La Tour de Babel Bis – Antonio Cerruti

« Toute la terre avait une seule langue et les mêmes mots. Comme ils étaient partis de l’orient, ils trouvèrent une plaine au pays de Shinar, et ils y habitèrent. Ils se dirent l’un à l’autre : Allons ! faisons des briques, et cuisons-les au feu. Et la brique leur servit de pierre, et le bitume leur servit de ciment. Ils dirent encore : Allons ! bâtissons-nous une ville et une tour dont le sommet touche au ciel, et faisons-nous un nom, afin que nous ne soyons pas dispersés sur la face de toute la terre. L’Éternel descendit pour voir la ville et la tour que bâtissaient les fils des hommes. Et l’Éternel dit : Voici, ils forment un seul peuple et ont tous une même langue, et c’est là ce qu’ils ont entrepris ; maintenant rien ne les empêcherait de faire tout ce qu’ils auraient projeté. Allons ! descendons, et là confondons leur langage, afin qu’ils n’entendent plus la langue, les uns des autres. Et l’Éternel les dispersa loin de là sur la face de toute la terre et leur donna tous un langage différent ; et ils cessèrent de bâtir la ville ». (Gn, 11, 1-9)

Au Liban, quelques chefs de clans, durant trois décennies, ont suffi pour nous monter les uns contre les autres, pour attiser la haine et la crainte de ce qui ne nous ressemble pas ou de ce qui pense différemment.

Le résultat est nettement plus impressionnant que celui de l’Eternel du livre de la Genèse. En effet, nous sommes dispersés sur une portion de terre de dix mille kilomètres, carrés et non seulement nous ne nous comprenons plus, mais en plus nous vouons à l’autre répulsion et hostilité. Le comble étant que nous parlons la même langue, mais que nous refusons d’écouter ou d’entendre l’autre.

Nous devons cette situation à un mot de trois lettres encore plus puissant et important que Dieu lui-même : l’ego ou le moi. Ce « moi » qui a changé le pays en une deuxième Tour de Babel, n’est pas seulement le moi du zaim ou du chef de parti, mais aussi le moi de chacun (le mien ou le vôtre).

Il est facile d’imputer la responsabilité de la situation chaotique aux responsables politiques, qui clairement ne craignent pas Dieu ; cependant, c’est le peuple lui-même qui a conféré à ces dirigeants leurs pouvoirs par les urnes.

Comme il est impossible de demander aux politiciens de reconnaitre leurs erreurs, car pour eux, ils n’en commettent jamais, il devrait être plus aisé de demander au citoyen de revoir ses calculs et/ou de reconnaitre que les choix de ses représentants n’ont pas été judicieux et qu’il faudrait les reconsidérer.

Malheureusement, certains de nos concitoyens sont encore plus fanatiques et lobotomisés que la division SS-Charlemagne qui défendait le bunker de Hitler.
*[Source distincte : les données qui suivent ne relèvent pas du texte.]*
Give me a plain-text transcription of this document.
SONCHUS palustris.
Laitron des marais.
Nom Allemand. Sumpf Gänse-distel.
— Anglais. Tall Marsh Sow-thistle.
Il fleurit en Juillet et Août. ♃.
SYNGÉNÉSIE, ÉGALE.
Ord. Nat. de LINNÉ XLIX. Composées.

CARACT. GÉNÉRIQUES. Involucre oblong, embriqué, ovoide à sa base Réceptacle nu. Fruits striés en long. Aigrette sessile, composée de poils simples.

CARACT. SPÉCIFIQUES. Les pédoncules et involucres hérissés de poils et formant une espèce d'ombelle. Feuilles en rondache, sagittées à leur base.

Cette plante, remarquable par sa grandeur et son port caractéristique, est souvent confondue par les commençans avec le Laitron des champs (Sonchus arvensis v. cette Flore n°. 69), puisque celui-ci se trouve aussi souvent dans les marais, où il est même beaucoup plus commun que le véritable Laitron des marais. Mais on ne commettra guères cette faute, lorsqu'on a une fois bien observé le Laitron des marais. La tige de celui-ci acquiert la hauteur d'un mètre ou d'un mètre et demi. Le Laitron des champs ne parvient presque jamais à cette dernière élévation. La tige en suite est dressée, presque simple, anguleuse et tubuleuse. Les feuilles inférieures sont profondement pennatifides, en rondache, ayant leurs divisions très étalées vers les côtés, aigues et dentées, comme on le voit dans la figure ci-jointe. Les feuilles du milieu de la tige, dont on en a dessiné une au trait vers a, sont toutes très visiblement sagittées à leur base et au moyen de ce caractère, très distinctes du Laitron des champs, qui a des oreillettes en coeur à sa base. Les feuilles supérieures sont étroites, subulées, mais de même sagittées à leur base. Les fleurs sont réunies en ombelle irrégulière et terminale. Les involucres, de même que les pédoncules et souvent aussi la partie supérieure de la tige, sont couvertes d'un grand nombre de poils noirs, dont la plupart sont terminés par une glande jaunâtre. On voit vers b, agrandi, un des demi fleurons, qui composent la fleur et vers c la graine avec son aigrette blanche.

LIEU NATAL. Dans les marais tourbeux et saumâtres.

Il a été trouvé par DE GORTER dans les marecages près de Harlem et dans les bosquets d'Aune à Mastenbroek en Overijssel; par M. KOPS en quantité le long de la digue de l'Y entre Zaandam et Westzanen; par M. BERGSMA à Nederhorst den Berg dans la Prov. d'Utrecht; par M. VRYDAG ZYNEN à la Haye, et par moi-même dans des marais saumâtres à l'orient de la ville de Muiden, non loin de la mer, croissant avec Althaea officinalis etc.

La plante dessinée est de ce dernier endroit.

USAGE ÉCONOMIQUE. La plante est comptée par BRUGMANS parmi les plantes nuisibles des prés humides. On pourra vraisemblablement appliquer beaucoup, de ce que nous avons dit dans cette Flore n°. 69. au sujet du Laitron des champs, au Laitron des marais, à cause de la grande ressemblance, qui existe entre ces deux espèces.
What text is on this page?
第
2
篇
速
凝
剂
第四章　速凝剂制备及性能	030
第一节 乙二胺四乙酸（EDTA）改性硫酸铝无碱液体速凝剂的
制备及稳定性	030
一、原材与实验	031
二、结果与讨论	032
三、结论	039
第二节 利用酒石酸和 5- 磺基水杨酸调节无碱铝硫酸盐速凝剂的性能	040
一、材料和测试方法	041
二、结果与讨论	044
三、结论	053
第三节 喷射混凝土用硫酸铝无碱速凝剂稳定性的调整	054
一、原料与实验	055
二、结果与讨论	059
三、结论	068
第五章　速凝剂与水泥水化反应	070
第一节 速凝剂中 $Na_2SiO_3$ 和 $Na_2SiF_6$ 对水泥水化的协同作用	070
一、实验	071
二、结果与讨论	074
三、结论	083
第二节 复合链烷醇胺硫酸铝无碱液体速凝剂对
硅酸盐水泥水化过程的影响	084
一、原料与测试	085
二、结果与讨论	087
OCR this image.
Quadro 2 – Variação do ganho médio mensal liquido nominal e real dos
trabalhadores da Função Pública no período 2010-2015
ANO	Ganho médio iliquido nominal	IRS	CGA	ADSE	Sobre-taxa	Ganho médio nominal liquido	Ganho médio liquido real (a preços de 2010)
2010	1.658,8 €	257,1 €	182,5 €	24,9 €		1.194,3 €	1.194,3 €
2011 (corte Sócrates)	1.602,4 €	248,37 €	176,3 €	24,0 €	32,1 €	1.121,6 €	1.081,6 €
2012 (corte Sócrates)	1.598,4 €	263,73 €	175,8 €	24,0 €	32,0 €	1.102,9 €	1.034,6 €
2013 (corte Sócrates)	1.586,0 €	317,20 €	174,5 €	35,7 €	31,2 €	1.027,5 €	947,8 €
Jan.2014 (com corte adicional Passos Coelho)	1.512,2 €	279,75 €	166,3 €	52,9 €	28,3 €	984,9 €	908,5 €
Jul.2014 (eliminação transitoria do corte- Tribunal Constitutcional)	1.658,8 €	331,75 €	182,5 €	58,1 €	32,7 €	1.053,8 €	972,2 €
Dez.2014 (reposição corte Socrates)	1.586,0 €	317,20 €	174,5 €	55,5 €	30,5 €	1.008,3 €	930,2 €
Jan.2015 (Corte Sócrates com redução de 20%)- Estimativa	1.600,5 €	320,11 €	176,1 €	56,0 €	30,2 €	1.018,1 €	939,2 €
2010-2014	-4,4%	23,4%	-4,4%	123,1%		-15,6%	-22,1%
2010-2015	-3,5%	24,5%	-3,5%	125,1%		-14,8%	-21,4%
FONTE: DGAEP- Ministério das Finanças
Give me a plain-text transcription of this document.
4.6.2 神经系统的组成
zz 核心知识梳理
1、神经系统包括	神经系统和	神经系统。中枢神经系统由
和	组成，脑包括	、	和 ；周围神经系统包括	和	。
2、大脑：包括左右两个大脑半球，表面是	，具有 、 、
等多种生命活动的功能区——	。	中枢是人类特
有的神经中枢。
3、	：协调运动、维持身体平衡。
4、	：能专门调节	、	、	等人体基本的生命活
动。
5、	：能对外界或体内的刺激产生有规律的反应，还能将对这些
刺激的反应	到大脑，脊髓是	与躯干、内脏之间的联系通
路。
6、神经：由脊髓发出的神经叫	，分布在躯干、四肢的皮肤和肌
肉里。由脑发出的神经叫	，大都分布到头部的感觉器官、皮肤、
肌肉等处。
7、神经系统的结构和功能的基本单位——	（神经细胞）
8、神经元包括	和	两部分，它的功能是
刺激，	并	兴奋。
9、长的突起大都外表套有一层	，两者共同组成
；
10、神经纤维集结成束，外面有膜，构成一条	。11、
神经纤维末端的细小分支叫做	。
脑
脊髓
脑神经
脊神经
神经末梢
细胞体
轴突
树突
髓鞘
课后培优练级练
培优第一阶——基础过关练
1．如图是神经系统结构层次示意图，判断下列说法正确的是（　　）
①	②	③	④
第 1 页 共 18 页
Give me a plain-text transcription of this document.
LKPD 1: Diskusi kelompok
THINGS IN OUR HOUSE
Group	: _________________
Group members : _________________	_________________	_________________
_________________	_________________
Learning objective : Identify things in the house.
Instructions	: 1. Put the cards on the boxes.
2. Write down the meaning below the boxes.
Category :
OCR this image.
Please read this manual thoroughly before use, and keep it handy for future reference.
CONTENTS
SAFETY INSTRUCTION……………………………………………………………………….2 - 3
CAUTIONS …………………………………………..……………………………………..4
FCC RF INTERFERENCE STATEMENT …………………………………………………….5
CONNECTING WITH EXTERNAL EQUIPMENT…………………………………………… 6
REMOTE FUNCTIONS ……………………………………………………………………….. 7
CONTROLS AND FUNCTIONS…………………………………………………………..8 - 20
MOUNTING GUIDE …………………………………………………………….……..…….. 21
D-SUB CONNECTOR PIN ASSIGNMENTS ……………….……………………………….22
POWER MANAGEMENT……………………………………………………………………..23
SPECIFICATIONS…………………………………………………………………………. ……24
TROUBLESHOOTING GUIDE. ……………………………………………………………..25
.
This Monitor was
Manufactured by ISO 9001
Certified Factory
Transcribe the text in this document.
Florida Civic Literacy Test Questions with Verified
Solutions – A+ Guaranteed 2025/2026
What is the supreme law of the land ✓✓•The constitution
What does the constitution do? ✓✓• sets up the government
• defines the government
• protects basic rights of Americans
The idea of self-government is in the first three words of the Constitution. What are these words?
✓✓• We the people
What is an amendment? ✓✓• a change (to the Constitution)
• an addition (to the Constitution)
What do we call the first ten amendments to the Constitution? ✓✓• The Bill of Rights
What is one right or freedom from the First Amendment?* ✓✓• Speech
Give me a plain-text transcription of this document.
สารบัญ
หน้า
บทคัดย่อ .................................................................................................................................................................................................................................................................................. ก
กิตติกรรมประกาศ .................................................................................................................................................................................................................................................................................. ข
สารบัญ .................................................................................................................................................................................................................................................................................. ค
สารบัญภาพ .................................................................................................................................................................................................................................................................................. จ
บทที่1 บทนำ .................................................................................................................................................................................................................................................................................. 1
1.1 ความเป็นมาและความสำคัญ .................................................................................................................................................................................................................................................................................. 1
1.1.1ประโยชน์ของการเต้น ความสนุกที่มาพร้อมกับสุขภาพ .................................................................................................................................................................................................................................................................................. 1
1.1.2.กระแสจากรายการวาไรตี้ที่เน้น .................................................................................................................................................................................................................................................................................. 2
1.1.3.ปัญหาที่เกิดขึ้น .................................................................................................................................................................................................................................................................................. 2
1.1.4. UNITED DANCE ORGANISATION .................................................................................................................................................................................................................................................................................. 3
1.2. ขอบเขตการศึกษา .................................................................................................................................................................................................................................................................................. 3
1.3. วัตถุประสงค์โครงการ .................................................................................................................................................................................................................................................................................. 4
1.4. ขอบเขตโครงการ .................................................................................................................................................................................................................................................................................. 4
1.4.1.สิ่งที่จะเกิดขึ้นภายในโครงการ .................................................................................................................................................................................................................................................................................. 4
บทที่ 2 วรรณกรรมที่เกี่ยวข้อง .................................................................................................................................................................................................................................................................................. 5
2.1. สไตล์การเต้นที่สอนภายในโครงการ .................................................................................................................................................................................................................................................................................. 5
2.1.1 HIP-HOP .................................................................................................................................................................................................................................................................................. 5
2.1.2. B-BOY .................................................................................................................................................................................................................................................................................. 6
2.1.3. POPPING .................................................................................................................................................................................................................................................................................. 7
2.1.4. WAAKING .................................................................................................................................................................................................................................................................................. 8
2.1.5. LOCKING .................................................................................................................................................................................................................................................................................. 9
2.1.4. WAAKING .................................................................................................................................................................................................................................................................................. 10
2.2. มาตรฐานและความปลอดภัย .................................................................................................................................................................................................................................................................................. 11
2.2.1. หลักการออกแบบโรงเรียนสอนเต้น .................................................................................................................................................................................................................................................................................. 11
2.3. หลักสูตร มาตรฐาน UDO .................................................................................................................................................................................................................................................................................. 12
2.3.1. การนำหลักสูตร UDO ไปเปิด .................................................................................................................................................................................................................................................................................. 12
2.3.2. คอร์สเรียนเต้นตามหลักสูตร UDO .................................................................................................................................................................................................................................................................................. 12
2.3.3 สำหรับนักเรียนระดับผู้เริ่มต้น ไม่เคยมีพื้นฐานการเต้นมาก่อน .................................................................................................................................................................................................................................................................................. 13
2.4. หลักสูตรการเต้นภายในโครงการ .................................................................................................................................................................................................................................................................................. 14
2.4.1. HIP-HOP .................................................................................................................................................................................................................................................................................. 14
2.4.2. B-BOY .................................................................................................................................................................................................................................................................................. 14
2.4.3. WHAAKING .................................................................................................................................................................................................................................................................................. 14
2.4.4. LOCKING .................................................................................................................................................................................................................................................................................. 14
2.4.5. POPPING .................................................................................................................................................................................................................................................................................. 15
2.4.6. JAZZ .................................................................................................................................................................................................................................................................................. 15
Même si leur leader capitule ou reconnaitrait qu’il a tort (les miracles existent et l’espoir fait vivre), ceux-là continueront de nier et renier l’évidence jusqu’au bout.

Il est clair, que toute tentative manu militari pour déloger les responsables politiques est impossible : mis à part leurs gardes prétoriennes, ils misent sur un réservoir de jusqu’au-boutistes qui seront prêts à tuer leurs propres parents s’ils ne sont pas de leurs avis.

Il n’y a qu’une seule issue pour un changement : l’explosion sociale et économique qui saperait le pays et ses institutions. Un « control+alt+delete » , une destruction de cette deuxième Tour de Babel, de sorte que tout se bâtira à nouveau avec l’aide de toutes les personnes qui ont compris aujourd’hui que leur « moi » est la cause de tous les maux et qu’il faut, dans l’intérêt général, savoir avaler son ego.